Il lungo colloquio del Presidente della Repubblica Giorgio Napolitano con Eugenio Scalfari è, per due terzi, un documento storico di grande rilievo (guarda il video qui).

Non sono le confessioni di un pentito, tutt’altro, ma questa, a differenza di molte uscite del gruppo dirigente che ereditò il Pci, è una memoria che non fissa improbabili retrodatazioni di convincimenti, e non dà luogo neppure a flagellazioni postume.

Con una memoria quasi sempre precisa e ammirevole – salvo incertezze sulla datazione del Cominform – si delinea un percorso non solo verosimile ma vero nella sua sostanza storica. Perché il Pci, e soprattutto nel Mezzogiorno, fu un partito che si espresse nei modi e nei toni che sono propri di Napolitano e ancor prima furono di Giorgio Amendola, di cui Napolitano non è però semplice appendice o continuazione. Nel quale convivevano anime e sensibilità diverse, nessuna delle quali può legittimamente e credibilmente definirsi «autentica» o esclusiva. E che fu anche un partito con un gruppo dirigente di grande e non improvvisata cultura (si legga il sorprendente carteggio tra Antonio Giolitti e Delio Cantimori tra il ’46 e il ’55, recentemente pubblicato su «Italia contemporanea», per rendersene conto).

Quando Napolitano rivendica alla tradizione del comunismo italiano l’acquisizione della distinzione crociana tra liberalismo e liberismo, ignota ad altre culture, esprime una verità, così come la riduzione del liberalismo, in buona sostanza, a precondizione condivisa da forse politiche che poi possono e devono dividersi sulle opzioni da sostenere. Per cui anche il «non possiamo non dirci liberali» non è a ben vedere scoperta recente ma uno dei presupposti della stessa Carta costituzionale, che muove dal riconoscimento e dall’affermazione delle libertà fondamentali ma poi procede oltre quell’orizzonte di partenza.

Dove si registra però il corto circuito tra passato e presente è nella rievocazione degli anni Settanta, già posti più volte dal Presidente come una sorta di preambolo delle scelte compiute di recente. Intanto nell’adeguamento del passato al presente, dove la «solidarietà nazionale» tra 1976 e 1979 diviene semplice governo per l’emergenza, spogliato degli elementi «mitici» quali la volontà di Berlinguer di introdurre «elementi di socialismo» nella società italiana e dell’«involucro ideologico» del «compromesso storico». Ma tolti questi elementi non rimane più nulla della storia e della cultura del Pci di quegli anni, e diviene ancora più stridente e improbabile l’accostamento tra Berlinguer, Moro, Zaccagnini e Andreotti ai variegati protagonisti del patto di governo attuale.

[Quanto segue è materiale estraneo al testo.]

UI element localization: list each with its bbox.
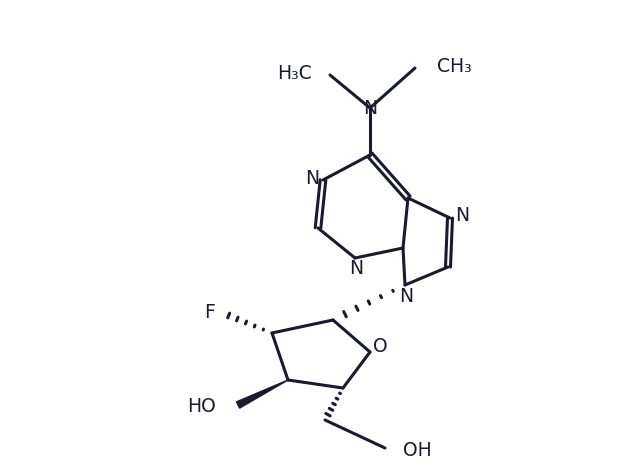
Text: CH₃: CH₃ — [437, 56, 472, 76]
Text: F: F — [205, 303, 216, 321]
Text: N: N — [455, 205, 469, 225]
Text: O: O — [372, 337, 387, 357]
Polygon shape — [236, 380, 288, 408]
Text: N: N — [305, 170, 319, 188]
Text: N: N — [363, 99, 377, 118]
Text: HO: HO — [188, 398, 216, 416]
Text: H₃C: H₃C — [277, 63, 312, 83]
Text: N: N — [349, 258, 363, 277]
Text: OH: OH — [403, 440, 432, 460]
Text: N: N — [399, 287, 413, 306]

Ancor più discutibile è l’adeguamento di questo presente a quel passato, letteralmente incomparabile: per tanti motivi, che non è il caso di rievocare perché presenti nella memoria di tutti. Ma su un aspetto di questa discrepanza in particolare si dovrebbe tornare, a maggior ragione quando il chiacchiericcio sulla riforma istituzionale sembra mettere in gioco il carattere di democrazia parlamentare del nostro ordinamento.

Abbiamo detto che la storia del Pci fu fatta di molte sensibilità. Quando si parla dei governi di solidarietà nazionale si tende sempre a dimenticare che uno dei protagonisti assoluti di quella stagione fu Pietro Ingrao, che non fu «gruppettaro e movimentista» come viene definito in maniera superficiale da Scalfari, ma fu uomo delle istituzioni, Presidente di una Camera che discuteva e legiferava in piena autonomia e libertà e che varò alcune delle leggi civili e sociali più importanti di quel decennio.

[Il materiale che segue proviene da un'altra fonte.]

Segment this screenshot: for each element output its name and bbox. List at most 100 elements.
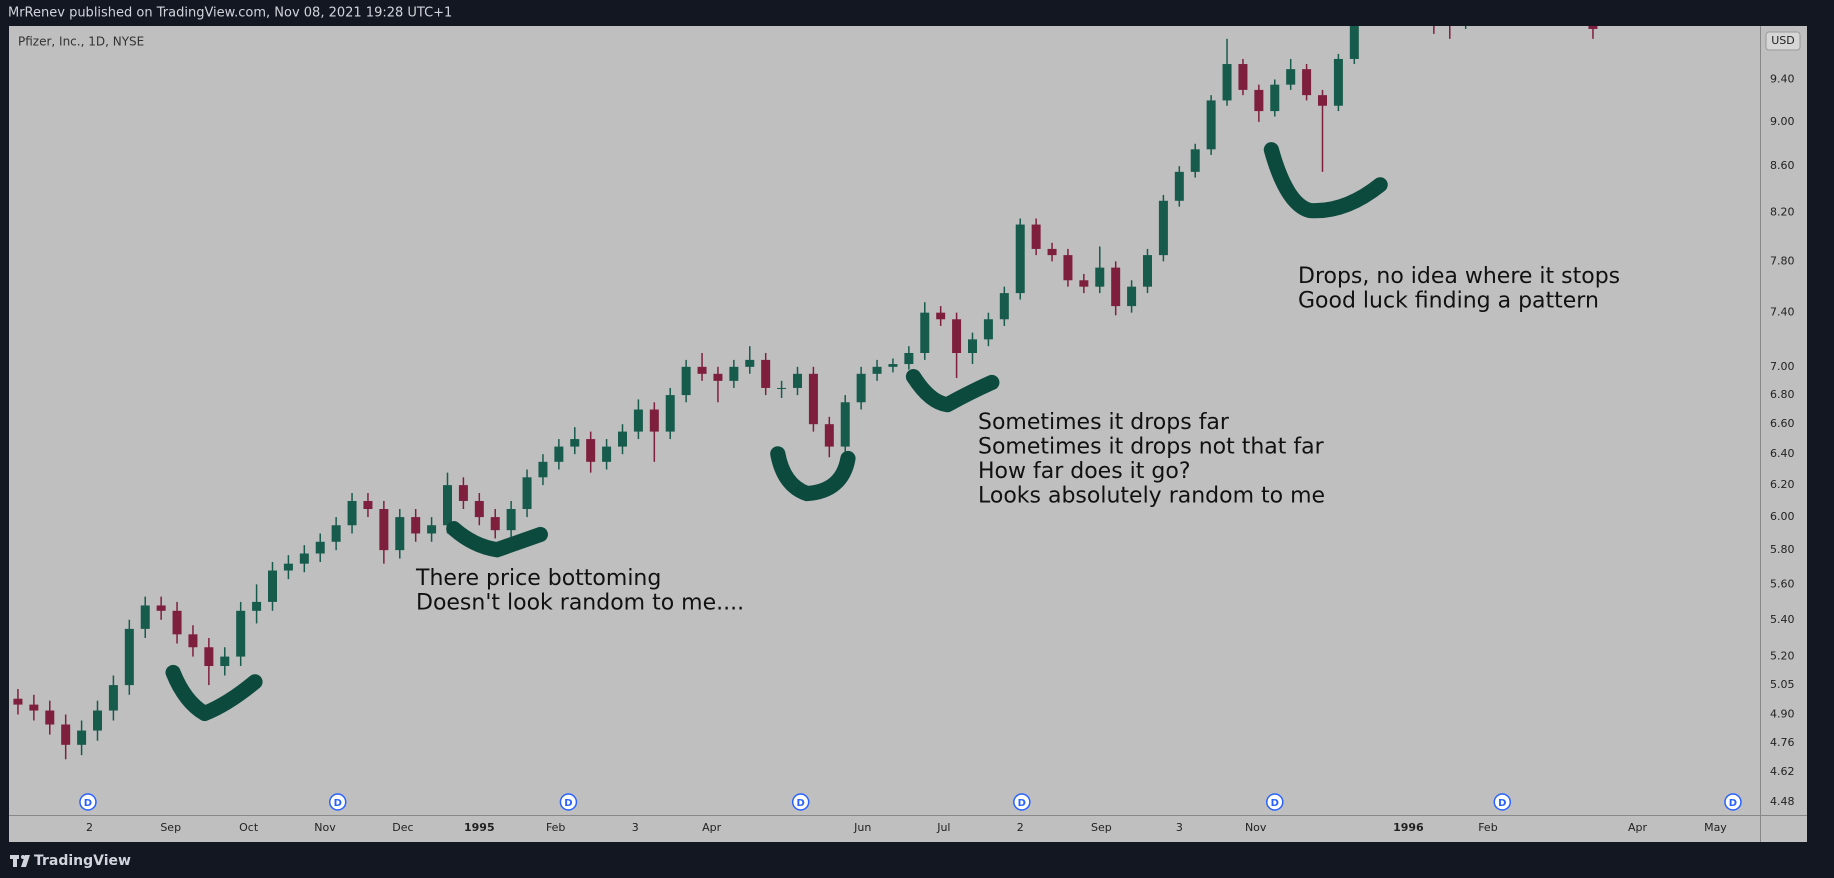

Con questo non si vogliono rinfocolare vecchie contrapposizioni ed etichettature che non avevano senso già allora e ancor meno ne possono avere oggi nei ricordi imprecisi e sommari di quel tempo. Ma è proprio per rimarcare che Napolitano, che pure si è dichiarato – a ragione – uomo cresciuto nel Parlamento, assai più che nel partito o nelle istituzioni, sembra non avere avuto fiducia nella centralità del Parlamento, sia pure svilito nelle sue modalità di elezione e nella sua composizione. A quella però bisognerà tornare, se non si vuole uscire in maniera definitiva dalla nostra democrazia repubblicana.